O presidente sírio, Ahmed Shara, chegou a Washington numa visita oficial apenas dois dias depois de os Estados Unidos terem revogado formalmente o seu estatuto de Terrorista Global Especialmente Designado.
O ex-militante islâmico se encontrará com o presidente dos EUA, Donald Trump, na Casa Branca na segunda-feira, onze meses depois de sua aliança rebelde ter deposto Bashar al-Assad.
Horas antes da sua chegada à capital norte-americana, foi anunciado que os serviços de segurança sírios tinham detido dezenas de supostos membros do chamado grupo Estado Islâmico.
Espera-se que um esforço conjunto para lidar com os remanescentes do grupo na Síria esteja no topo da agenda durante as conversações de Shara com Trump.
As autoridades sírias disseram que 71 supostos membros do grupo foram presos, com armas e explosivos apreendidos.
Desde que assumiu o poder, Shara tem procurado restabelecer a presença da Síria na cena mundial, após décadas de isolamento e 13 anos de guerra civil sob o regime de Assad.

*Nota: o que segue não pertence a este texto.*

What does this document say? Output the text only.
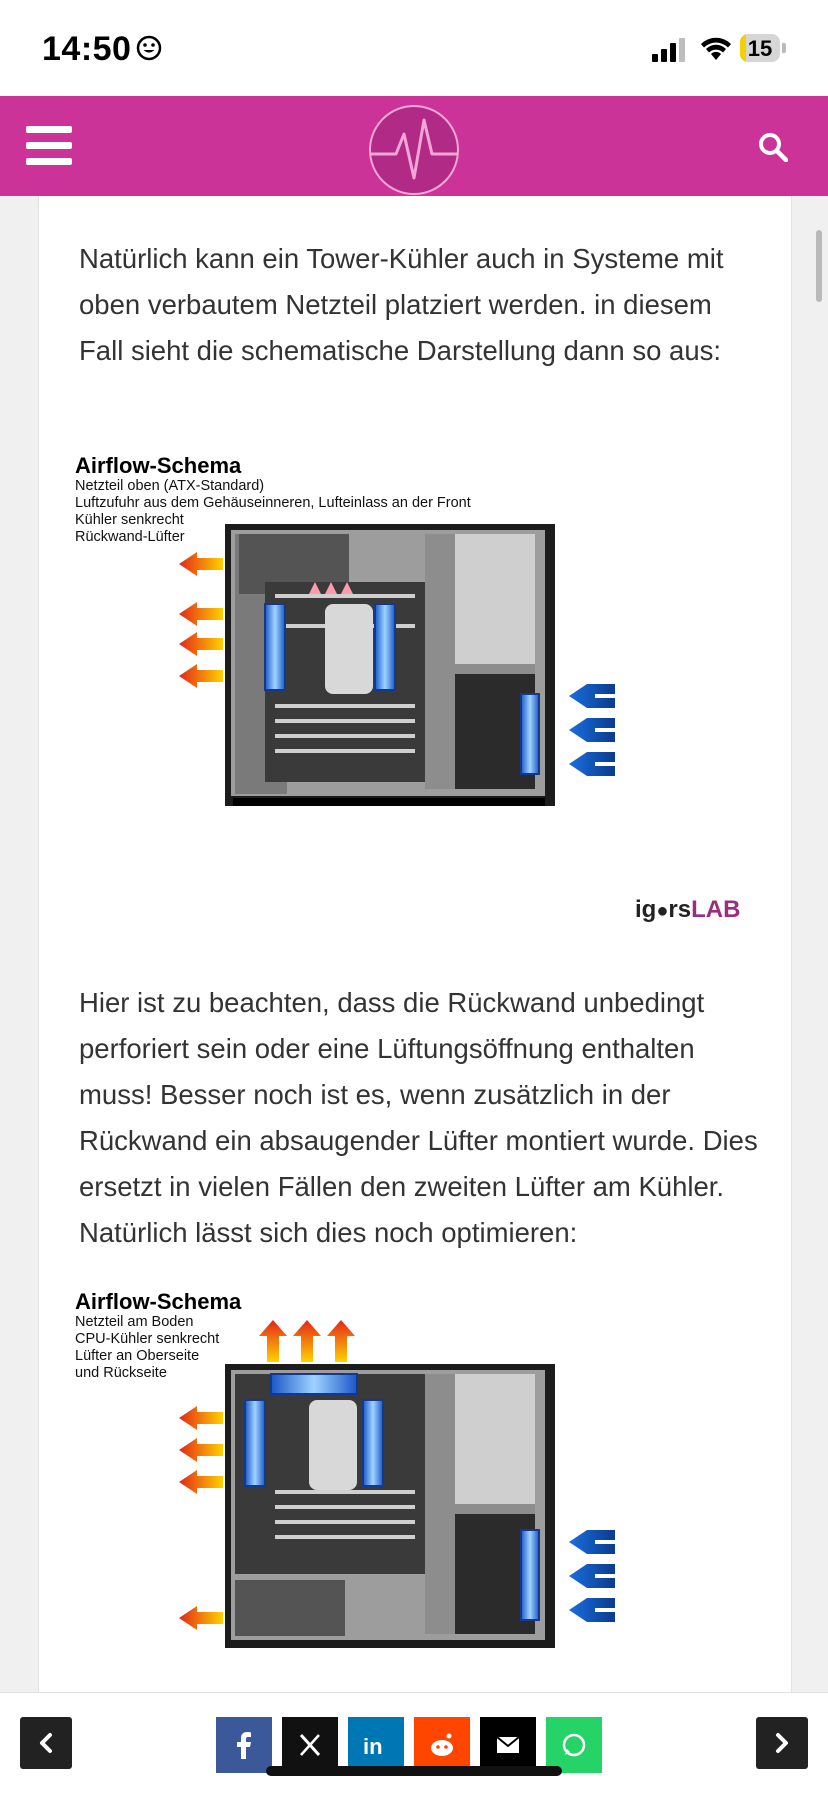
14:50	15
Natürlich kann ein Tower-Kühler auch in Systeme mit oben verbautem Netzteil platziert werden. in diesem Fall sieht die schematische Darstellung dann so aus:
Airflow-Schema
Netzteil oben (ATX-Standard)
Luftzufuhr aus dem Gehäuseinneren, Lufteinlass an der Front
Kühler senkrecht
Rückwand-Lüfter
ig●rsLAB
Hier ist zu beachten, dass die Rückwand unbedingt perforiert sein oder eine Lüftungsöffnung enthalten muss! Besser noch ist es, wenn zusätzlich in der Rückwand ein absaugender Lüfter montiert wurde. Dies ersetzt in vielen Fällen den zweiten Lüfter am Kühler. Natürlich lässt sich dies noch optimieren:
Airflow-Schema
Netzteil am Boden
CPU-Kühler senkrecht
Lüfter an Oberseite
und Rückseite
in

Ele viajou aos Estados Unidos em setembro para discursar na Assembleia Geral das Nações Unidas, onde disse que a Síria estava “recuperando o seu lugar de direito entre as nações do mundo” e apelou à comunidade internacional para levantar as sanções.
No início desta semana O Conselho de Segurança da ONU apoiou uma proposta dos EUA para retirar as medidasIsso coincide com Washington a continuar um processo de meses de flexibilização gradual das sanções à Síria e aos seus novos líderes.

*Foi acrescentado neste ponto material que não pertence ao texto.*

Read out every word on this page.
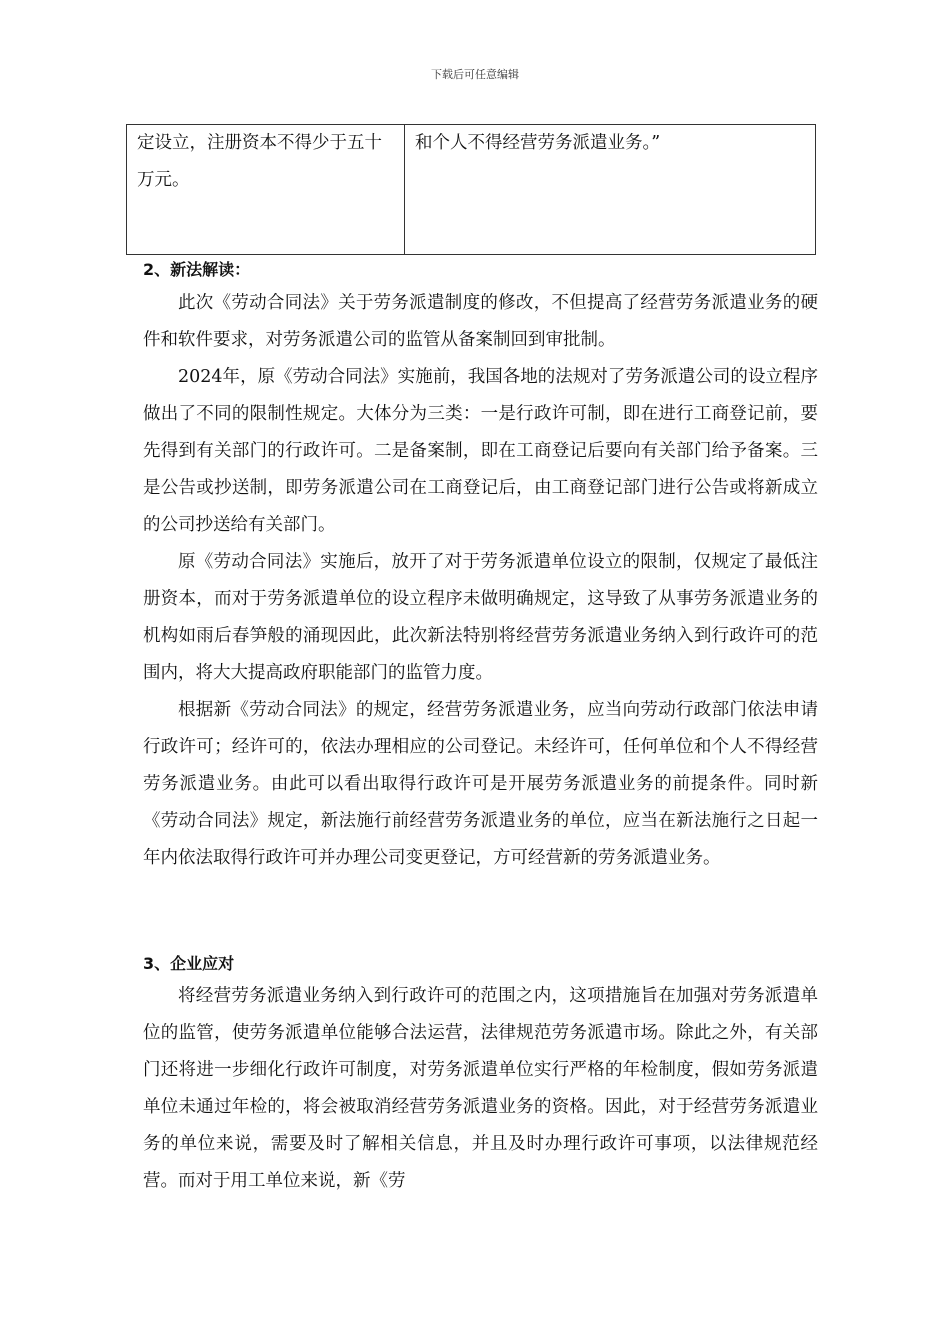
下载后可任意编辑
定设立，注册资本不得少于五十万元。	和个人不得经营劳务派遣业务。”
2、新法解读：

此次《劳动合同法》关于劳务派遣制度的修改，不但提高了经营劳务派遣业务的硬件和软件要求，对劳务派遣公司的监管从备案制回到审批制。

2024年，原《劳动合同法》实施前，我国各地的法规对了劳务派遣公司的设立程序做出了不同的限制性规定。大体分为三类：一是行政许可制，即在进行工商登记前，要先得到有关部门的行政许可。二是备案制，即在工商登记后要向有关部门给予备案。三是公告或抄送制，即劳务派遣公司在工商登记后，由工商登记部门进行公告或将新成立的公司抄送给有关部门。

原《劳动合同法》实施后，放开了对于劳务派遣单位设立的限制，仅规定了最低注册资本，而对于劳务派遣单位的设立程序未做明确规定，这导致了从事劳务派遣业务的机构如雨后春笋般的涌现因此，此次新法特别将经营劳务派遣业务纳入到行政许可的范围内，将大大提高政府职能部门的监管力度。

根据新《劳动合同法》的规定，经营劳务派遣业务，应当向劳动行政部门依法申请行政许可；经许可的，依法办理相应的公司登记。未经许可，任何单位和个人不得经营劳务派遣业务。由此可以看出取得行政许可是开展劳务派遣业务的前提条件。同时新《劳动合同法》规定，新法施行前经营劳务派遣业务的单位，应当在新法施行之日起一年内依法取得行政许可并办理公司变更登记，方可经营新的劳务派遣业务。

3、企业应对

将经营劳务派遣业务纳入到行政许可的范围之内，这项措施旨在加强对劳务派遣单位的监管，使劳务派遣单位能够合法运营，法律规范劳务派遣市场。除此之外，有关部门还将进一步细化行政许可制度，对劳务派遣单位实行严格的年检制度，假如劳务派遣单位未通过年检的，将会被取消经营劳务派遣业务的资格。因此，对于经营劳务派遣业务的单位来说，需要及时了解相关信息，并且及时办理行政许可事项，以法律规范经营。而对于用工单位来说，新《劳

Na sexta-feira, Shara e o seu ministro do Interior, Anas Hassan Khattab, foram retirados de um registo norte-americano de pessoas suspeitas de apoiar ou financiar grupos extremistas, uma decisão que o Departamento do Tesouro disse ser “em reconhecimento do progresso demonstrado pela liderança da Síria”.
Shara foi listado como Muhammad al-Jowlani, o pseudônimo que ele usou como líder do Hayat Tahrir al-Sham (HTS). O grupo permaneceu afiliado à Al-Qaeda até 2016, quando Shara rompeu relações.
Antes de liderar o HTS, Shara lutou pela Al-Qaeda no Iraque e foi brevemente mantido em cativeiro pelas forças dos EUA. Ele também estava sujeito a uma recompensa de US$ 10 milhões.
Os EUA suspenderam as sanções ao HTS no início deste ano.
Trump conheceu Shara durante uma visita a Riade em maio, onde o descreveu como um “cara durão, com um passado muito forte”.
Apesar dos seus antecedentes, Shara obteve o apoio de governos que se opõem ao regime de Assad, prometendo liderar um governo moderado que possa contar com o apoio dos vários grupos étnicos e facções da Síria.
No início deste ano, ele prometeu eliminar elementos das suas forças de segurança que estavam Membros da minoria alauita da Síria são acusados de execução.
Nos últimos meses, também eclodiu violência mortal entre combatentes tribais beduínos sunitas e milícias drusas, levantando questões sobre se o governo liderado pelo HTS pode restaurar a estabilidade num país definido por mais de uma década de guerra.